How more than 70,000 ships can decrease their reliance on carbon-based sources is one of transport's most pressing decarbonisation challenges.
Yara and Trafigura intend to collaborate on initiatives that will establish themselves in the clean ammonia value chain. Under the MoU announced today, Trafigura and Yara intend to work together in the following areas:
- The supply of clean ammonia by Yara to Trafigura Group companies
- Exploration of joint R&D initiatives for clean ammonia application as a marine fuel
- Development of new clean ammonia assets including marine fuel infrastructure and market opportunities
Magnus Krogh Ankarstrand, President of Yara Clean Ammonia, said the agreement is a good example of cross-industry collaboration to develop and promote zero-emission fuel in the form of clean ammonia for the shipping industry. "Building clean ammonia value chains is critical to facilitate the transition to zero emission fuels by enabling the hydrogen economy – not least within trade and distribution where both Yara and Trafigura have leading capabilities. Demand and supply of clean ammonia need to be developed in tandem," he said.

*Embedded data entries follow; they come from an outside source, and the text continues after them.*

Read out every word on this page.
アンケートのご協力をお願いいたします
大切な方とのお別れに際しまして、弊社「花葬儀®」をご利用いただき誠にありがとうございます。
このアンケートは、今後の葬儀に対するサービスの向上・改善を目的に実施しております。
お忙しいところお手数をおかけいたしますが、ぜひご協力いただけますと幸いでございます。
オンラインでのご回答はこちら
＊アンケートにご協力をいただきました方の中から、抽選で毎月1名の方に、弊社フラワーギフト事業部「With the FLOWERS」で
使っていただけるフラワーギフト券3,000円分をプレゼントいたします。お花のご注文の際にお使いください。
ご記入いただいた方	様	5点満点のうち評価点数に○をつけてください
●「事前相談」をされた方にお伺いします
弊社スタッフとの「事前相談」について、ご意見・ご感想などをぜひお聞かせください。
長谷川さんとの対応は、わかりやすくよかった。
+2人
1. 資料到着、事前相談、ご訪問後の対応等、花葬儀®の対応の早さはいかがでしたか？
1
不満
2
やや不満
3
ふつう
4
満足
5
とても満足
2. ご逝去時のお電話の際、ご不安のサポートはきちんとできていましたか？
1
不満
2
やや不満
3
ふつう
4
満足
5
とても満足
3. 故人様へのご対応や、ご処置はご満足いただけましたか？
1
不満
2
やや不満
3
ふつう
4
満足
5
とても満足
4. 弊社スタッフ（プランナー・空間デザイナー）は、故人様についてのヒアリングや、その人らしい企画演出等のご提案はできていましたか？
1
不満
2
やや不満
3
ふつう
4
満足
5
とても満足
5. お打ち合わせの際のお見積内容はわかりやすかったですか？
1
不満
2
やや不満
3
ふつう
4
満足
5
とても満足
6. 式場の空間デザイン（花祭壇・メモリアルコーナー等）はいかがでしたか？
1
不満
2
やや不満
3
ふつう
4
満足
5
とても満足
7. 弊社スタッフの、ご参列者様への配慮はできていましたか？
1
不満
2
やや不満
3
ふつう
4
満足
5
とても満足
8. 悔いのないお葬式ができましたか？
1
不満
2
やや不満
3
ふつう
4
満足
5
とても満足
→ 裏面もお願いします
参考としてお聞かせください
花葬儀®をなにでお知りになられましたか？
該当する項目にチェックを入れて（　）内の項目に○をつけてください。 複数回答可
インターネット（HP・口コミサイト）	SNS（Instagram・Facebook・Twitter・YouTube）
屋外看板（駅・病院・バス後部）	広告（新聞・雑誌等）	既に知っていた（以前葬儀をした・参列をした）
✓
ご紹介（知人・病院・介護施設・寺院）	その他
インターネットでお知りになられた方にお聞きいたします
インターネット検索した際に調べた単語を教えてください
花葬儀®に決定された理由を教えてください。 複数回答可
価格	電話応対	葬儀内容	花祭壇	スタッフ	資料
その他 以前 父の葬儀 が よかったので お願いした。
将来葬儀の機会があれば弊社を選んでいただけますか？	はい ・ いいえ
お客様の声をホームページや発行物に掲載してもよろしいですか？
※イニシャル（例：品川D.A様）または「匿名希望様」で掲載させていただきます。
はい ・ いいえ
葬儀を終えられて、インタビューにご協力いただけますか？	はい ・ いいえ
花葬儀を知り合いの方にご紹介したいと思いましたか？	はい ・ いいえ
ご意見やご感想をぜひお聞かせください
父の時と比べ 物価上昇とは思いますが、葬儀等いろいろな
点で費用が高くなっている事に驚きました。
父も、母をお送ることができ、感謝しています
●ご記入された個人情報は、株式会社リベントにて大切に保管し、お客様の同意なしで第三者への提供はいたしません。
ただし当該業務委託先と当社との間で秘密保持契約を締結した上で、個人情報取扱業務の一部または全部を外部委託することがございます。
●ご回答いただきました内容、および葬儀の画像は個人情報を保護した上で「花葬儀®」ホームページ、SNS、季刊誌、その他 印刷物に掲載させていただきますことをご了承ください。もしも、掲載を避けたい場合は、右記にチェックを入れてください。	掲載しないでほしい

There is a growing consensus that hydrogen-based fuels will ultimately be the shipping fuels of the future, but clear and comprehensive regulation is essential, according to Jose Maria Larocca, Executive Director and Co-Head of Oil Trading for Trafigura.
Ammonia has a number of properties that require "further investigation," according to Wartsila. "It ignites and burns poorly compared to other fuels and is toxic and corrosive, making safe handling and storage important. Burning ammonia could also lead to higher NOx emissions unless controlled either by aftertreatment or by optimising the combustion process," it notes.
Trafigura has co-sponsored the R&D of MAN Energy Solutions’ ammonia-fuelled engine for maritime vessels, has performed in-depth studies of transport fuels with reduced greenhouse gas emissions, and has published a white paper on the need for a global carbon levy for shipping fuels to be introduced by International Maritime Organization.
Oslo-based Yara produces roughly 8.5 million tonnes of ammonia annually and employs a fleet of 11 ammonia carriers, including 5 fully owned ships, and owns 18 marine ammonia terminals with 580 kt of storage capacity – enabling it to produce and deliver ammonia across the globe.
It recently established a new clean ammonia unit to capture growth opportunities in emission-free fuel for shipping and power, carbon-free fertilizer and ammonia for industrial applications.